У нас в ГИТИСе к Платонову регулярно возвращаются. Сейчас вот экзамен будет по сценической речи у актеров, и они готовят рассказы Платонова. Это здорово. Вот Вера Петровна Камышникова, педагог по сценической речи, ко мне подходит и говорит: что там главное в Платонове? Потому что не получается, они не могут – современная молодежь. У них клиповое мироощущение, когда не концентрируются на главном и не могут выделить и почувствовать главное. Они видят там яркое пятно, здесь яркое пятно, хватают и то, и это.
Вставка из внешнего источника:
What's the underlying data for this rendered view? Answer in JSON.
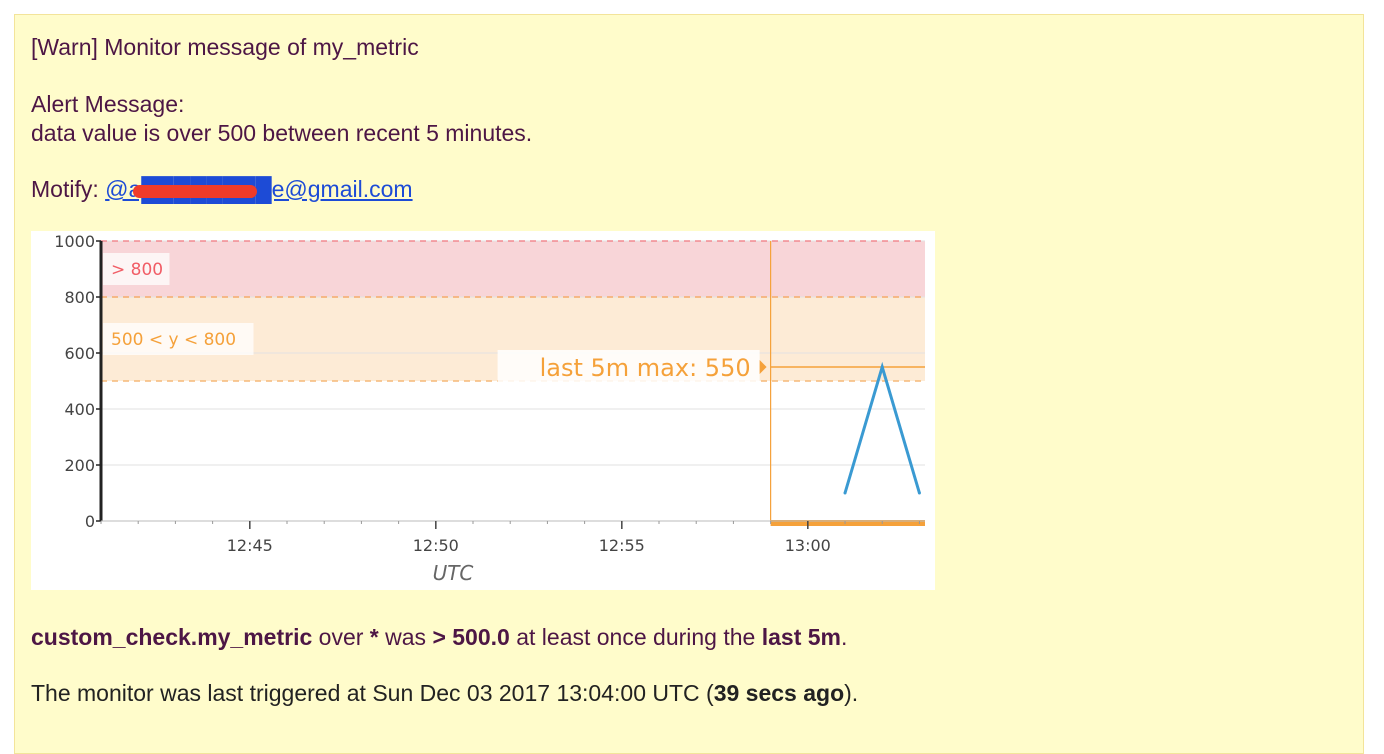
{
  "email": {
    "subject": "[Warn] Monitor message of my_metric",
    "alert_heading": "Alert Message:",
    "alert_body": "data value is over 500 between recent 5 minutes.",
    "notify_label": "Motify:",
    "notify_address": "@a████████e@gmail.com",
    "summary": {
      "metric": "custom_check.my_metric",
      "t1": " over ",
      "scope": "*",
      "t2": " was ",
      "condition": "> 500.0",
      "t3": " at least once during the ",
      "window": "last 5m",
      "t4": "."
    },
    "triggered": {
      "prefix": "The monitor was last triggered at Sun Dec 03 2017 13:04:00 UTC (",
      "ago": "39 secs ago",
      "suffix": ")."
    }
  },
  "chart_data": {
    "type": "line",
    "xlabel": "UTC",
    "ylabel": "",
    "ylim": [
      0,
      1000
    ],
    "y_ticks": [
      "0",
      "200",
      "400",
      "600",
      "800",
      "1000"
    ],
    "x_ticks": [
      "12:45",
      "12:50",
      "12:55",
      "13:00"
    ],
    "grid": true,
    "thresholds": [
      {
        "label": "> 800",
        "from": 800,
        "to": 1000,
        "color": "#f8d5d8",
        "line_color": "#f08a90",
        "text_color": "#f15d66"
      },
      {
        "label": "500 < y < 800",
        "from": 500,
        "to": 800,
        "color": "#fdebd6",
        "line_color": "#f5b978",
        "text_color": "#f5a13a"
      }
    ],
    "annotation": {
      "label": "last 5m max: 550",
      "value": 550,
      "color": "#f5a13a"
    },
    "series": [
      {
        "color": "#3a9ad2",
        "x": [
          "13:01",
          "13:02",
          "13:03"
        ],
        "values": [
          100,
          550,
          100
        ]
      }
    ]
  }
}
А Платонову это так здорово удавалось – выявить, что есть главное в жизни и в человеке.
Мария Шашлова:
Я в школе не читала Платонова, потому что, когда дают список литературы, а там «Котлован», все ученики думают – это советский писатель! И все. Я даже не открывала книгу, а для того чтобы что-то ответить на литературе, мне было довольно прочитать краткое изложение. Я это наполняла какими-то вздохами, мол, как это все трудно передать. Одним словом, обманывала педагогов. Во время учебы в Москве тоже как-то не было времени читать. Потом уже Сергей Васильевич нам прочел Платонова. Нам «Реку Потудань» прочли в конце сезона, в июне, и мы ушли на лето. И я сама читать Платонова не стала, потому что как-то еще не вполне ясно было – буду играть в спектакле или нет. Думала, если сейчас начну читать, а Сергей Васильевич потом вдруг со спектаклем решит по-другому, то у меня, кажется, будет просто разрыв аорты. И когда случилось, что Сергей Васильевич предложил поучаствовать в постановке «Реки Потудань», ну вот тогда это и началось – первое чтение. И тут даже дело не в том, что втягиваешься, а просто это такой мир, который отзывается где-то внутри. Человек не может забыть, что главное. Не может этого забыть, потому что это знание у человека есть внутри, просто оно затуманивается в течение жизни. А читая Платонова, вдруг получаешь такую передышку, когда понимаешь, что у тебя есть душа.
Вот мы сейчас спектакль по Достоевскому выпускаем – потрясающий автор и совершенно меня измучил. И я как-то недавно где-то сидела, ждала чего-то, а у меня в телефоне есть «Чевенгур», и я и просто случайно начала читать. И пришла потом домой и скорее за книжку – я не люблю электронный вариант, люблю в руках держать, – стала читать дальше. Было такое ощущение, что идет какое-то исцеление ран душевных. Когда читаешь Достоевского – все это правда и все это тоже про человека, но вот я начала читать Платонова, и чувствую, что… душа отдыхает. Мир таков, каким ты его знаешь: стол – это стол, кружка – это кружка, шкаф – это есть шкаф, и его сделали люди, и люди хотели хорошего. Не важно, что потом. Они, когда делали шкаф, хотели, чтобы там хранились вещи. Просто внутри у тебя как бинты на душу накладываются. Я сейчас приостановилась в чтении, но если честно, я жду окончания сезона. У меня лежит около кровати «Чевенгур», я каждое утро просыпаюсь, смотрю на книгу – подожди еще чуть-чуть. Я жду момента, когда можно будет читать. Лето начнется, и я прямо предчувствую… Потому что это действительно какое-то лекарство. Может быть не все это чувствуют. Когда утверждают, что трудно читать Платонова – я не понимаю, о чем идет речь. Я думаю, что это просто люди не читают. Они, наверное, просто смотрят буквы, а думают о чем-то своем.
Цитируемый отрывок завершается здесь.